1. Keep SSH Key Secure

   • Never share your SSH key
   • Use strong passphrase (20+ characters)
   • Store on secure hardware if possible

2. Use SSH-Agent

   • Cache SSH passphrase with ssh-agent
   • Avoid typing passphrase repeatedly
   • Clear agent after batch operations

3. Temporary Credentials Only

   • Rotate temporary credentials regularly
   • Use maximum practical duration
   • Let credentials auto-expire

4. Batch Operations

   • Run in isolated bash sessions
   • Always unset environment variables after
   • Avoid storing credentials in scripts

5. Monitoring

   • Enable CloudTrail for audit
   • Monitor credential usage
   • Alert on unusual activity

What This Tool DOES Protect

• ✅ Manager credentials encrypted at-rest
• ✅ Encryption key never stored (derived from SSH key)
• ✅ Passphrase-protected SSH key required
• ✅ Random nonces per encryption
• ✅ Auto-expiring temporary credentials

What This Tool DOESN'T Protect

• ❌ Shell history (credentials visible in ~/.bash_history)
• ❌ Process listing (credentials visible in ps during execution)
• ❌ SSH key compromise (if attacker gets SSH key, they get credentials)
• ❌ Unencrypted profiles (bedrock, admin remain plaintext)

Contributing

Report issues or suggest improvements by opening a GitHub issue.

License

Specify your license here (MIT, Apache 2.0, etc.)

Author

Created with focus on practical AWS credential security for DevOps and infrastructure automation workflows.

Related Tools

• aws-vault: Alternative credential encryption tool (uses OS keyring)
• aws-cli: Official AWS command-line interface
• aws-iam: AWS IAM management tool
• aws-sso: AWS Identity Center for organizations

FAQ

Q: Why ED25519 instead of RSA?

A: ED25519 is modern, provides 256-bit security, and has better performance than RSA 4096-bit.

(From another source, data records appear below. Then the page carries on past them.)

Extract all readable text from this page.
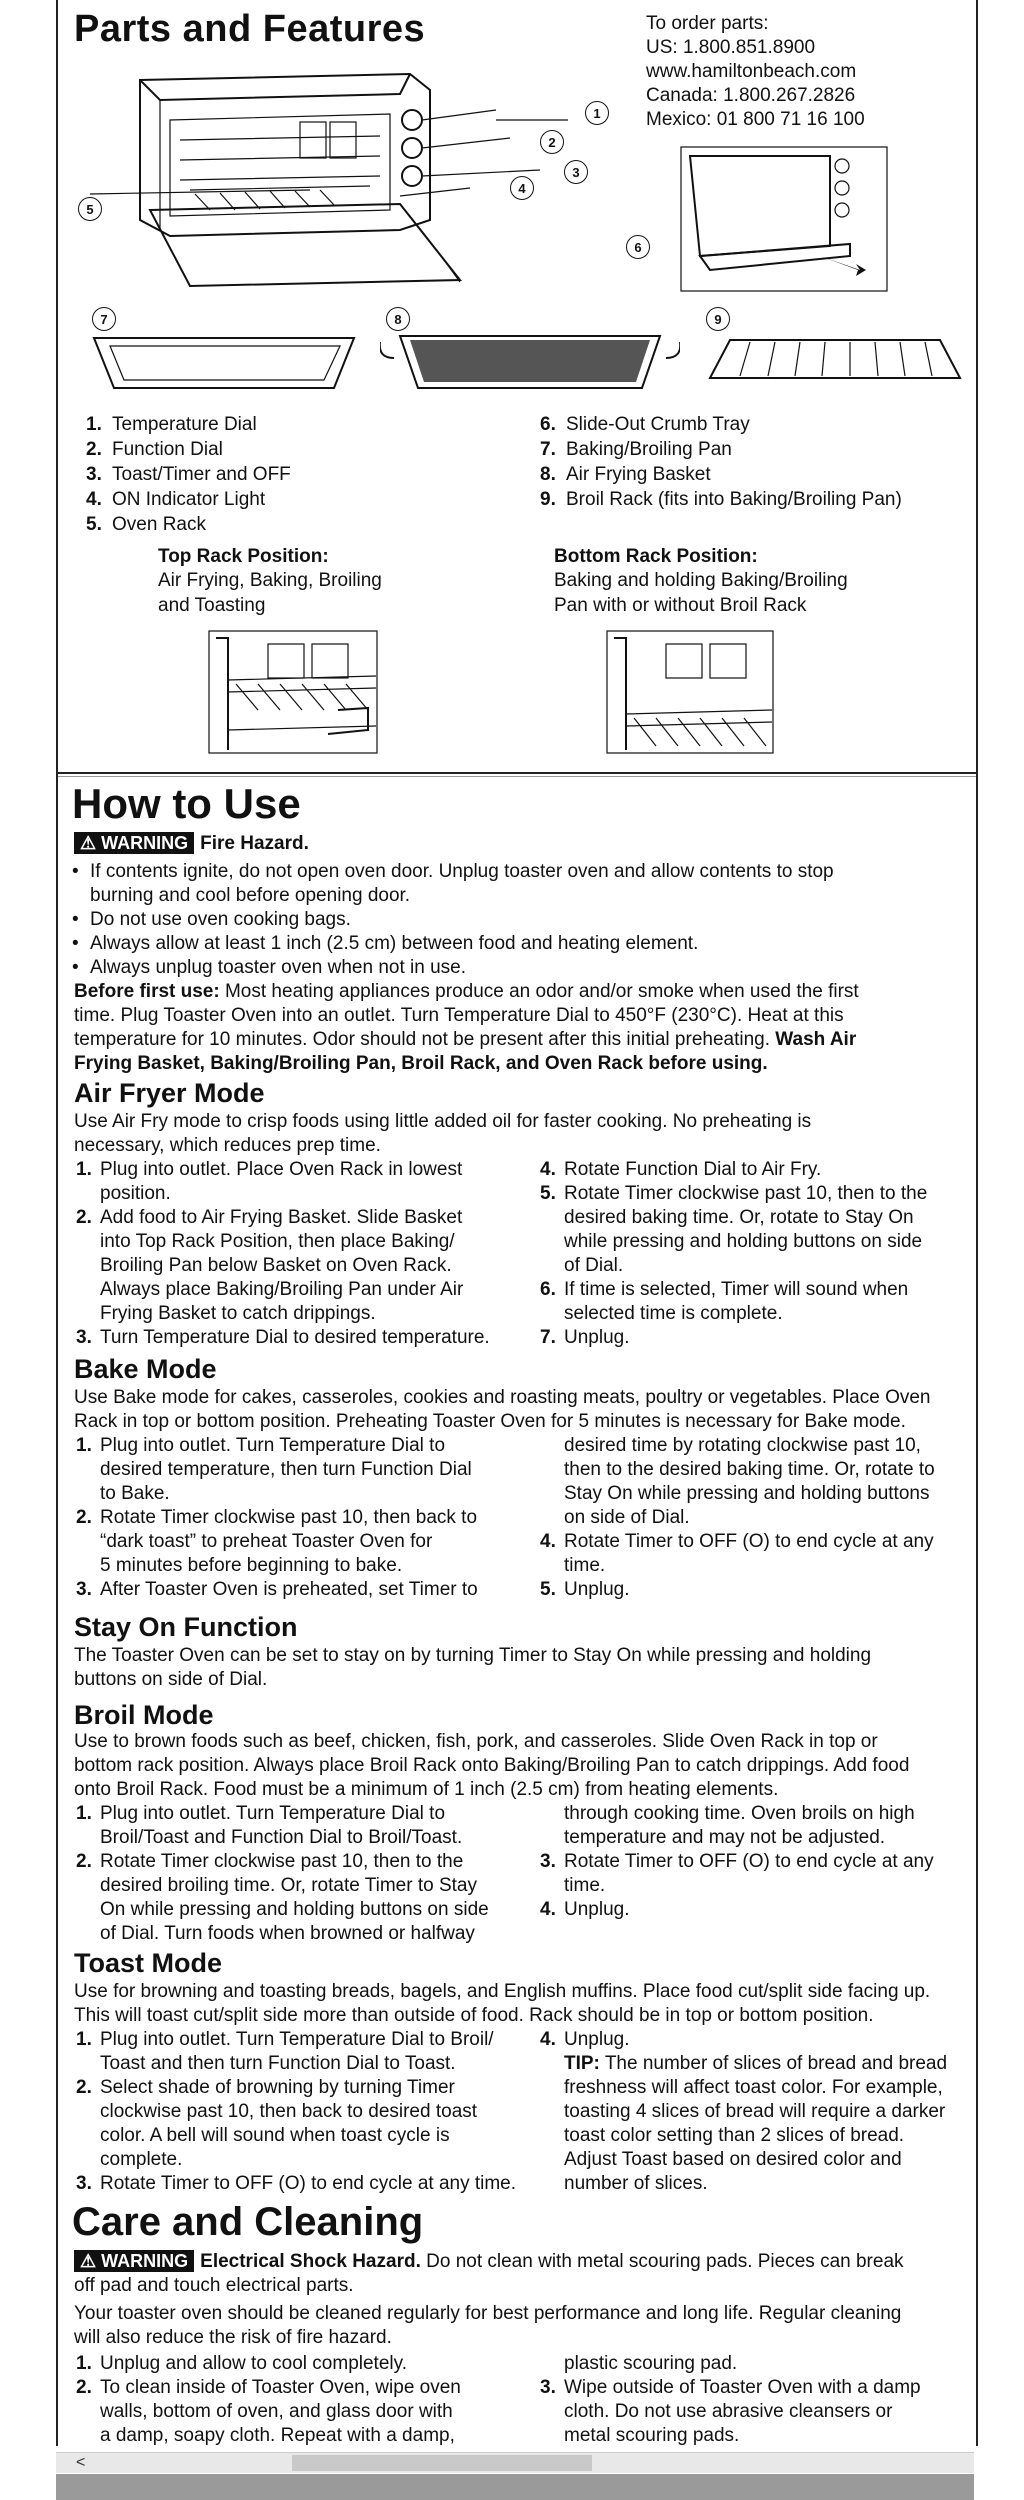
Parts and Features	To order parts:
US: 1.800.851.8900
www.hamiltonbeach.com
Canada: 1.800.267.2826
Mexico: 01 800 71 16 100
1
2
3
4
5
6
7	8	9
1. Temperature Dial
2. Function Dial
3. Toast/Timer and OFF
4. ON Indicator Light
5. Oven Rack
6. Slide-Out Crumb Tray
7. Baking/Broiling Pan
8. Air Frying Basket
9. Broil Rack (fits into Baking/Broiling Pan)
Top Rack Position:
Air Frying, Baking, Broiling
and Toasting
Bottom Rack Position:
Baking and holding Baking/Broiling
Pan with or without Broil Rack
How to Use
⚠ WARNING Fire Hazard.
• If contents ignite, do not open oven door. Unplug toaster oven and allow contents to stop
burning and cool before opening door.
• Do not use oven cooking bags.
• Always allow at least 1 inch (2.5 cm) between food and heating element.
• Always unplug toaster oven when not in use.
Before first use: Most heating appliances produce an odor and/or smoke when used the first
time. Plug Toaster Oven into an outlet. Turn Temperature Dial to 450°F (230°C). Heat at this
temperature for 10 minutes. Odor should not be present after this initial preheating. Wash Air
Frying Basket, Baking/Broiling Pan, Broil Rack, and Oven Rack before using.
Air Fryer Mode
Use Air Fry mode to crisp foods using little added oil for faster cooking. No preheating is
necessary, which reduces prep time.
1. Plug into outlet. Place Oven Rack in lowest
position.
2. Add food to Air Frying Basket. Slide Basket
into Top Rack Position, then place Baking/
Broiling Pan below Basket on Oven Rack.
Always place Baking/Broiling Pan under Air
Frying Basket to catch drippings.
3. Turn Temperature Dial to desired temperature.
4. Rotate Function Dial to Air Fry.
5. Rotate Timer clockwise past 10, then to the
desired baking time. Or, rotate to Stay On
while pressing and holding buttons on side
of Dial.
6. If time is selected, Timer will sound when
selected time is complete.
7. Unplug.
Bake Mode
Use Bake mode for cakes, casseroles, cookies and roasting meats, poultry or vegetables. Place Oven
Rack in top or bottom position. Preheating Toaster Oven for 5 minutes is necessary for Bake mode.
1. Plug into outlet. Turn Temperature Dial to
desired temperature, then turn Function Dial
to Bake.
2. Rotate Timer clockwise past 10, then back to
“dark toast” to preheat Toaster Oven for
5 minutes before beginning to bake.
3. After Toaster Oven is preheated, set Timer to
desired time by rotating clockwise past 10,
then to the desired baking time. Or, rotate to
Stay On while pressing and holding buttons
on side of Dial.
4. Rotate Timer to OFF (O) to end cycle at any
time.
5. Unplug.
Stay On Function
The Toaster Oven can be set to stay on by turning Timer to Stay On while pressing and holding
buttons on side of Dial.
Broil Mode
Use to brown foods such as beef, chicken, fish, pork, and casseroles. Slide Oven Rack in top or
bottom rack position. Always place Broil Rack onto Baking/Broiling Pan to catch drippings. Add food
onto Broil Rack. Food must be a minimum of 1 inch (2.5 cm) from heating elements.
1. Plug into outlet. Turn Temperature Dial to
Broil/Toast and Function Dial to Broil/Toast.
2. Rotate Timer clockwise past 10, then to the
desired broiling time. Or, rotate Timer to Stay
On while pressing and holding buttons on side
of Dial. Turn foods when browned or halfway
through cooking time. Oven broils on high
temperature and may not be adjusted.
3. Rotate Timer to OFF (O) to end cycle at any
time.
4. Unplug.
Toast Mode
Use for browning and toasting breads, bagels, and English muffins. Place food cut/split side facing up.
This will toast cut/split side more than outside of food. Rack should be in top or bottom position.
1. Plug into outlet. Turn Temperature Dial to Broil/
Toast and then turn Function Dial to Toast.
2. Select shade of browning by turning Timer
clockwise past 10, then back to desired toast
color. A bell will sound when toast cycle is
complete.
3. Rotate Timer to OFF (O) to end cycle at any time.
4. Unplug.
TIP: The number of slices of bread and bread
freshness will affect toast color. For example,
toasting 4 slices of bread will require a darker
toast color setting than 2 slices of bread.
Adjust Toast based on desired color and
number of slices.
Care and Cleaning
⚠ WARNING Electrical Shock Hazard. Do not clean with metal scouring pads. Pieces can break
off pad and touch electrical parts.
Your toaster oven should be cleaned regularly for best performance and long life. Regular cleaning
will also reduce the risk of fire hazard.
1. Unplug and allow to cool completely.
2. To clean inside of Toaster Oven, wipe oven
walls, bottom of oven, and glass door with
a damp, soapy cloth. Repeat with a damp,
plastic scouring pad.
3. Wipe outside of Toaster Oven with a damp
cloth. Do not use abrasive cleansers or
metal scouring pads.
<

Q: Can I use multiple SSH keys?

A: Currently the tool uses ~/.ssh/id_ed25519. You can modify the script to support custom paths.

Q: What if I forget my SSH passphrase?

A: You'll need to reset it with ssh-keygen -p. You may need to re-encrypt credentials with the new passphrase.

Q: Can I use this with AWS SSO?

A: No, this tool requires IAM user credentials. For organizations, AWS SSO is recommended instead.

Q: What happens if AWS STS is down?

A: Credential generation will fail. You can use cached temporary credentials or permanent credentials.

Q: Can I automate without passphrase prompts?

A: Yes, use ssh-agent to cache the passphrase. See "Using ssh-agent" section.

Q: Is this production-ready?

A: Yes, but test thoroughly in your environment. The encryption is solid, but credential management should always be tested carefully.